Tanzanie/Kenya, pays Massaļ

par Armelle Barguillet Hauteloire
samedi 21 février 2015

Photos BARGUILLET

Les Massaï ne se rencontrent qu'occasionnellement dans les villes. Pour les découvrir, il faut aller à leur devant dans une nature âpre et sauvage, où leur nomadisme prend tout son sens. De les surprendre dans la savane sèche des hautes terres, drapés dans leurs capes rouges, en compagnie de leurs troupeaux est un moment de réelle émotion.LesMassaï, pasteurs-guerriers d'origine nilotique, auraient quitté l'actuel Soudan il y a quelque cinq cents ans et seraient arrivés au Kenya par le lac Turkana à la conquête de la savane d'Afrique Orientale. Laissant les pentes montagneuses aux Bantou, ils s'établirent sur un territoire qui s'étend du lac Victoria à la Tanzanie. Au long de ces plaines verdoyantes, parcourues de fleuves et de rivières, traversées d'escarpements et de collines, ils vivent avec leur bétail, ne s'installant que quelques semaines ou quelques mois dans des villages de fortune, construisant des huttes provisoires faites de branches et de pailles séchée, enduite de bouses de vache. Ils les disposent de façon circulaire autour de l'enclos central où ils parquent leurs troupeaux à la tombée du jour, de manière à ce qu'ils soient protégés des prédateurs pendant la nuit. Ils agissent ainsi depuis la nuit des temps.

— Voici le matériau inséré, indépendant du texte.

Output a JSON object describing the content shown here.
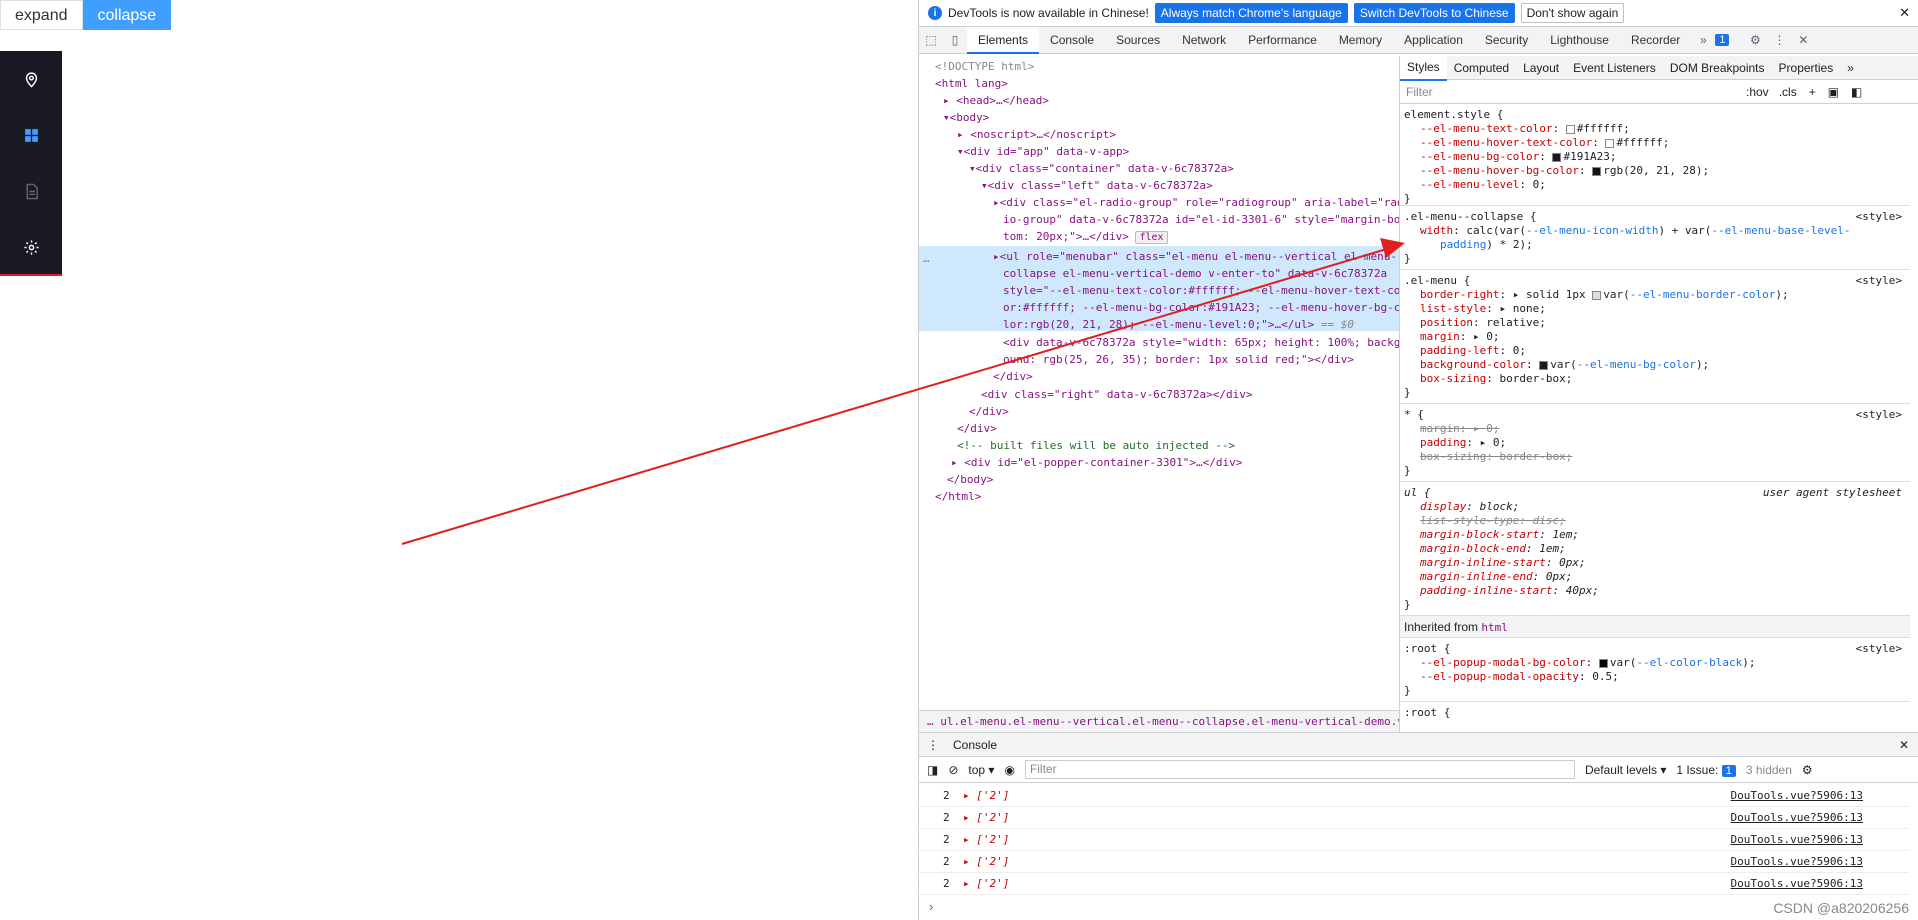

Le tonnerre et l'éclair, le vent, le soleil et la lune, les étoiles, les phénomènes au milieu desquels ils vivent en une étroite communion, leur ont inspiré le respect et la crainte de la nature. Sans les adorer, ils tentent d'obtenir la bienveillance de ces forces qui régissent l'univers par des implorations et des rituels. La vie rude qu'ils mènent, la violence d'un pays qui connaît des variations climatiques extrêmes, les ont incités à croire que l'univers était commandé par des puissances invisibles, qu'ensuite ces forces s'intéressaient à leurs affaires, les punissant lorsqu'elles étaient mécontentes, les récompensant quand elles étaient satisfaites, si bien qu'ils furent très vite convaincus qu'il y avait moyen de gagner leurs bonnes grâces et, à l'occasion, d'acquérir leur hostilité envers leurs ennemis. Les dangers qui les menacent, la prospérité qu'ils souhaitent, les incitent à obéir à des principes auxquels ils se soumettent jusqu'à la contrainte. C'est ainsi que les Massaï, et la plupart des tribus nomades, s'édifièrent un monde spirituel, contrepartie invisible du monde visible, qui consiste à imaginer que les objets ont une existence propre et consciente, forme de religiosité que l'on nommel'animisme. Les choses n'étant pas seulement ce qu'elles semblent être - rochers, montagnes, fleuves, nuages - ils en déduisent qu'à la forme extérieure et tangible qui compose leur apparence correspond une forme intérieure, comme une sorte d'âme ou d'esprit - qui leur permet d'éprouver des sentiments, d'exercer une emprise. Les populations, en contact permanent avec la nature, ont une spiritualité instinctive, l'athéisme leur est étranger, tant elle sont en prise directe et permanente avec le mystère. Les spectacles grandioses, auxquels elles assistent, les portent à la contemplation et, s'il y a de la naïveté dans leurs croyances, leur intuition du sacré est étonnante.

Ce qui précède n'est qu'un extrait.